Le 22 avril 2026, le Comité de suivi des Régions ultrapériphériques (RUP) a rencontré les Représentations permanentes de l’Espagne, du Portugal et de la France, représentées respectivement par Julian Zafra, Jorge Morgado et Julie Garrec afin d’échanger sur l’état d’avancement des négociations européennes en vue du prochain cadre financier pluriannuel (CFP) post-2027 et de coordonner les positions sur les enjeux spécifiques aux RUP.
S’agissant du futur CFP, les échanges ont permis de faire un point détaillé sur l’avancement des travaux au Conseil, notamment dans le cadre des négociations relatives au Plan de Partenariat Nationaux et Régionaux (PPNR) et aux règlements associés. Sous présidence danoise, les échanges ont principalement permis d’approfondir la compréhension des positions des États membres et d’identifier les principales priorités et sensibilités, sans qu’un compromis formalisé n’ait été atteint à ce stade.Sous présidence chypriote, les travaux ont évolué vers une phase plus opérationnelle, marquée par des propositions de modifications et une structuration plus précise des discussions autour de blocs thématiques.
Plusieurs points essentiels demeurent en discussion, notamment les questions de gouvernance, le modèle de performance, les définitions liées aux situations de crise dans le cadre de la facilité européenne, ainsi que les mécanismes de corrections financières. Les participants ont également souligné la nécessité d’assurer une meilleure cohérence entre le PPNR, les programmes Interreg et les autres instruments de l’Union.
Concernant le règlement Interreg, les participants ont évoqué un niveau d’avancement plus abouti, tout en insistant sur la nécessité de sécuriser certaines dispositions directement dans le règlement, en particulier pour garantir la continuité des coopérations, notamment dans les bassins géographiques stratégiques pour les RUP. La question de l’articulation entre les programmes Interreg et les exigences de performance a fait l’objet d’échanges, plusieurs États membres plaidant pour des aménagements, voire des exemptions, afin de tenir compte des spécificités des programmes de coopération, en particulier avec les pays tiers voisins.

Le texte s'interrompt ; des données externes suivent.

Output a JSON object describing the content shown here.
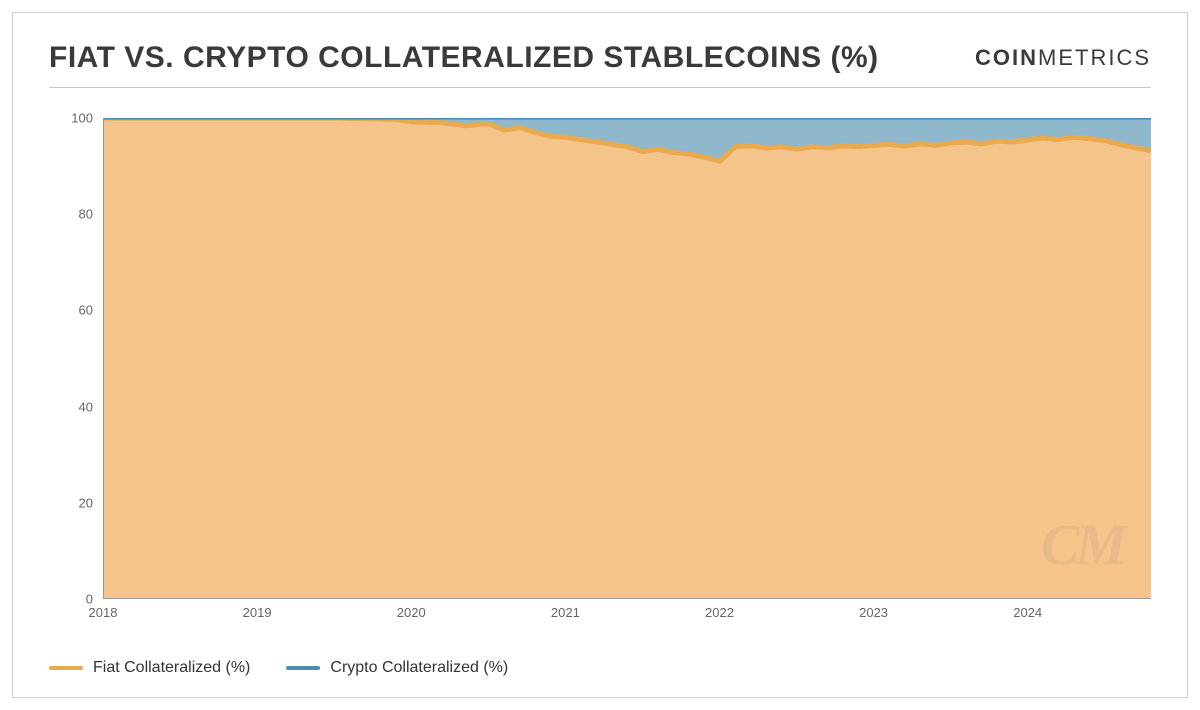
{
  "header": {
    "title": "FIAT VS. CRYPTO COLLATERALIZED STABLECOINS (%)",
    "logo_bold": "COIN",
    "logo_thin": "METRICS"
  },
  "chart": {
    "type": "stacked-area",
    "ylim": [
      0,
      100
    ],
    "yticks": [
      0,
      20,
      40,
      60,
      80,
      100
    ],
    "x_start_year": 2018,
    "x_end_year": 2024.8,
    "xticks": [
      2018,
      2019,
      2020,
      2021,
      2022,
      2023,
      2024
    ],
    "colors": {
      "fiat_fill": "#f5c48a",
      "fiat_stroke": "#e8a94f",
      "crypto_fill": "#8fb8cc",
      "crypto_stroke": "#4a8db0",
      "axis": "#999999",
      "text": "#666666",
      "background": "#ffffff"
    },
    "fiat_pct": [
      [
        2018.0,
        100
      ],
      [
        2018.2,
        100
      ],
      [
        2018.5,
        100
      ],
      [
        2019.0,
        100
      ],
      [
        2019.5,
        100
      ],
      [
        2019.9,
        99.7
      ],
      [
        2020.0,
        99.2
      ],
      [
        2020.2,
        99.0
      ],
      [
        2020.35,
        98.4
      ],
      [
        2020.5,
        98.8
      ],
      [
        2020.6,
        97.5
      ],
      [
        2020.7,
        98.0
      ],
      [
        2020.8,
        97.0
      ],
      [
        2020.9,
        96.2
      ],
      [
        2021.0,
        96.0
      ],
      [
        2021.1,
        95.5
      ],
      [
        2021.2,
        95.0
      ],
      [
        2021.3,
        94.5
      ],
      [
        2021.4,
        94.0
      ],
      [
        2021.5,
        93.0
      ],
      [
        2021.6,
        93.5
      ],
      [
        2021.7,
        92.8
      ],
      [
        2021.8,
        92.5
      ],
      [
        2021.9,
        91.8
      ],
      [
        2022.0,
        91.0
      ],
      [
        2022.05,
        92.5
      ],
      [
        2022.1,
        94.0
      ],
      [
        2022.2,
        94.2
      ],
      [
        2022.3,
        93.8
      ],
      [
        2022.4,
        94.0
      ],
      [
        2022.5,
        93.5
      ],
      [
        2022.6,
        94.0
      ],
      [
        2022.7,
        93.8
      ],
      [
        2022.8,
        94.2
      ],
      [
        2022.9,
        94.0
      ],
      [
        2023.0,
        94.3
      ],
      [
        2023.1,
        94.5
      ],
      [
        2023.2,
        94.2
      ],
      [
        2023.3,
        94.6
      ],
      [
        2023.4,
        94.3
      ],
      [
        2023.5,
        94.8
      ],
      [
        2023.6,
        95.0
      ],
      [
        2023.7,
        94.6
      ],
      [
        2023.8,
        95.2
      ],
      [
        2023.9,
        95.0
      ],
      [
        2024.0,
        95.5
      ],
      [
        2024.1,
        95.8
      ],
      [
        2024.2,
        95.5
      ],
      [
        2024.3,
        96.0
      ],
      [
        2024.4,
        95.7
      ],
      [
        2024.5,
        95.3
      ],
      [
        2024.6,
        94.5
      ],
      [
        2024.7,
        93.8
      ],
      [
        2024.8,
        93.2
      ]
    ],
    "watermark": "CM"
  },
  "legend": {
    "fiat": "Fiat Collateralized (%)",
    "crypto": "Crypto Collateralized (%)"
  },
  "typography": {
    "title_fontsize": 30,
    "axis_fontsize": 13,
    "legend_fontsize": 16
  }
}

Un point spécifique a été consacré au non-paper présenté par la France. Ce document, à forte portée politique, vise à renforcer la prise en compte des RUP dans le futur cadre financier en rappelant notamment l’importance de l’article 349 du traité et en formulant des propositions concrètes pour améliorer leur visibilité et leur traitement dans les différents instruments européens. Les échanges ont mis en évidence une convergence de vues entre la France, l’Espagne et le Portugal sur les objectifs poursuivis, tout en soulevant des interrogations quant à son traitement institutionnel et à son articulation avec les travaux en cours au Conseil et à la Commission.
Enfin, les participants ont réaffirmé leur volonté commune de défendre une approche pleinement européenne des enjeux des RUP, en insistant sur la nécessité de garantir des financements adaptés, des taux de cofinancement renforcés ainsi qu’une prise en compte effective de leurs spécificités dans l’ensemble des politiques de l’Union, y compris dans le cadre des travaux relatifs à la simplification.